Some background, some drama

It’s time to pull up your socks and finally let go of all the hurt, pain and betrayal and move on. When a relationship is over, feelings of rejection can make you doubt your sense of self-worth and wreck your emotional balance. Your first impulse, fix the broken! But wake up and smell the coffee; your significant other has moved on and reconciliation is not possible. And yet you persist. Can you ever move on? Yes, you can…with some patience and control over your emotions.

Do’s and Don’ts

Still distressed by feelings of failure? Romanticising the one who dumped you? Hell bent on recovering the lost relationship? Then you’ve essentially granted this relationship the power to consume your life and prolong your misery. Stop feeling like a loser and get a grip. Move on…life is still beautiful. Every person deals with a break-up in his/her own way. Of course, there are no golden rules established.
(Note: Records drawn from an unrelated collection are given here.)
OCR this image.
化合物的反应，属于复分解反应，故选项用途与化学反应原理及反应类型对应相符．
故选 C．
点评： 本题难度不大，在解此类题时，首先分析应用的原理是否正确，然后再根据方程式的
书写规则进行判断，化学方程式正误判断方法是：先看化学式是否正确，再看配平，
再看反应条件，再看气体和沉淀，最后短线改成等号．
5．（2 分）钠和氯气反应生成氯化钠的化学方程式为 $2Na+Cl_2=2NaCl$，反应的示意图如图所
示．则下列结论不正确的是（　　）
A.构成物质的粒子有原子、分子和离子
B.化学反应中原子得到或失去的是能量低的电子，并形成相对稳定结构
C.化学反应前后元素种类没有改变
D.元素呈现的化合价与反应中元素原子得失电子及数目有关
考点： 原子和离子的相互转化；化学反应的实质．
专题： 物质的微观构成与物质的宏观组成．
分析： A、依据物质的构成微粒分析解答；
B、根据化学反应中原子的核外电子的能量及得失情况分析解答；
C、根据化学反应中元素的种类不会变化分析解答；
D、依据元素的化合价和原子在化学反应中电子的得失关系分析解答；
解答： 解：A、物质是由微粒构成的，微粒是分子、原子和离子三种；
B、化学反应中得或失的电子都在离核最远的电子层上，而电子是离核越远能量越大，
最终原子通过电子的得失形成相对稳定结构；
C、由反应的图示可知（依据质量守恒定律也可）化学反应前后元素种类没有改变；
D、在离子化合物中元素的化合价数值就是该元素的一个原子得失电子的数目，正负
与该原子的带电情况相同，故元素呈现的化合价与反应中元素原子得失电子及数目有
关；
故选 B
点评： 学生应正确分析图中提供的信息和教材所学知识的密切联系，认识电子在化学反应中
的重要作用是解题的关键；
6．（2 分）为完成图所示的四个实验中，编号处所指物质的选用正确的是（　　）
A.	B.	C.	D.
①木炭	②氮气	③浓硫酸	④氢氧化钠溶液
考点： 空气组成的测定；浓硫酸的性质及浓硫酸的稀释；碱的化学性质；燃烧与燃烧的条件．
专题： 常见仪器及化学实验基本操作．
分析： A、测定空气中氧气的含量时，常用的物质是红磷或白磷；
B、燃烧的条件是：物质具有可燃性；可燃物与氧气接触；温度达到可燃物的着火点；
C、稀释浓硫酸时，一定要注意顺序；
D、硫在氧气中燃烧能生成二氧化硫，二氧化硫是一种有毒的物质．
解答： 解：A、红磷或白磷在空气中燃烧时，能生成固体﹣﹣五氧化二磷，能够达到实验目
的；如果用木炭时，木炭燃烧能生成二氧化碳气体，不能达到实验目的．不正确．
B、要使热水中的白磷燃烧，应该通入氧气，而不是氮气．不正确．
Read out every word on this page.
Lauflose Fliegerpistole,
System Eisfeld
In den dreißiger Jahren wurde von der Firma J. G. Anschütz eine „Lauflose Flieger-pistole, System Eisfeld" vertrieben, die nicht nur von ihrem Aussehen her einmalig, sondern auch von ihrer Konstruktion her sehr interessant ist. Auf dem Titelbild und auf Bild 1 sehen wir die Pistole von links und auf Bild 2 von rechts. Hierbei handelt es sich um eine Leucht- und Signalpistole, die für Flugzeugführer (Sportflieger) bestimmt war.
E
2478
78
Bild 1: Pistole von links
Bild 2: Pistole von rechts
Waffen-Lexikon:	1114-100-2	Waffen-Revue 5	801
The “How Do I" series tries to list down a few Do’s and don’ts to guide you, help you and eventually move on and survive a break-up.

Do’s

  • Accept the fact that it’s normal or typical to have emotional reactions to the ending of a relationship.
  • Acknowledge that all relationships could end due to breakup. Just because your marriage is over, it doesn’t mean you’re inadequate, inferior or there’s something wrong with you. Give yourself a break.
  • Work on self-love. You are a first an individual who doesn’t have to let the end of your love relationship define your self-worth. No person can complete you.
  • Accept that feeling rejected is an expected part of a break-up and it takes time to heal.
  • Adopt a mind-set of getting to know yourself better. Stay open to new experiences, hobbies or interests that you couldn’t pursue with your partner.
  • Cultivate supportive relationships. Being with people who accept and support you can help ease feeling of rejection. Get energized by the possibilities ahead for you. Work on yourself and refocus your life.
  • If the break-up has been particularly nasty work out issues with a therapist.

Dont’s

  • Don’t play the victim. Be strong and positive. Stay away from pity and sympathy. It would just make you feel more vulnerable and succumb to depression.
  • Don’t romanticize the ex. One perspective that can keep you stuck is the notion that you’ll never find as good a partner as the one you’re losing. This all-or-nothing thinking is a trap that keeps you from healing and moving on.
  • Don’t resent the ex. While romanticizing what you had isn’t helpful, neither is villainizing your former partner. People change, feelings die. It’s important to accept the break-up.
  • Don’t cling on to your coupled identity. When you have been connected for a significant period of time, it can feel strange and disorienting to suddenly be single. You may feel awkward being an “unpaired" person when socializing with partnered friends. You may also dread the prospect of dating again. However, be open to new relationships.

Last words

Are you neglecting your health, interests, family or friends due to grieving the loss of your relationship? Ask yourself if it’s worth all this. Develop a mind-set that you don’t have to be defined by your failed relationship. Instead use it to help you heal and move forward with your life. Remember life is still beautiful. Just get out and explore!